Solar Light and Dopant-Induced Recombination Effects: Photoactive Nitrogen in TiO2 as a Case Study

The spectral response of newly synthesized and doped TiO2 nanostructures, which are designed for the operation under solar light, is key to their potential performance as photocatalyst materials. In the case of nitrogen-doped TiO2 particles, the presence of the photoactive defect can be verified via characteristic spectroscopic fingerprints, such as (1) an optical absorption band above lambda > 400 nm, (2) paramagnetic defect states related to substitutional and interstitial nitrogen atoms, and (3) a photoluminescence emission feature that can be induced by band gap excitation. We report these spectroscopic fingerprints for hydrothermally derived and N-doped TiO2 powder samples.

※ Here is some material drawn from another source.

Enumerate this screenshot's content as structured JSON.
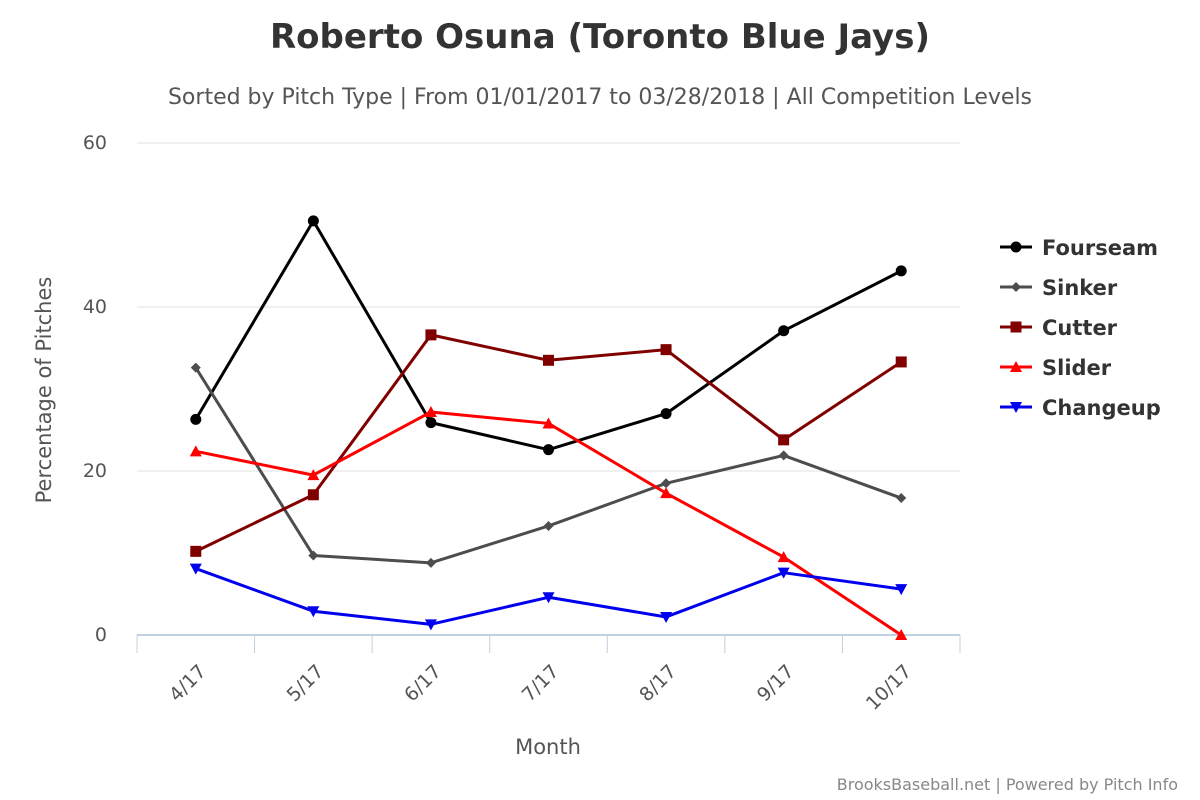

On the basis of defined annealing procedures, we also found a way to eliminate the photoactive nitrogen defects and performed light-induced charge separation experiments on samples before and after dopant elimination in O-2 atmosphere. The concentrations of adsorbed O-2(-) ions, which stand for scavenged photogenerated electrons, were determined by electron paramagnetic resonance (EPR) spectroscopy. On the basis of these data, we calculated the number of photons, which (a) were additionally utilized because of the beneficial effect of photoactive nitrogen and (b) were lost because of the dopant-induced recombination of UV light generated charge carriers. As a major result, we found for the doped materials that both effects actually compensate each other. With regard to the synthesis and characterization of doped TiO2 systems, these findings underline the importance to include dopant-induced charge-carrier recombination effects in the evaluation of the photocatalyst's spectral response in order to reach a fair evaluation of its properties.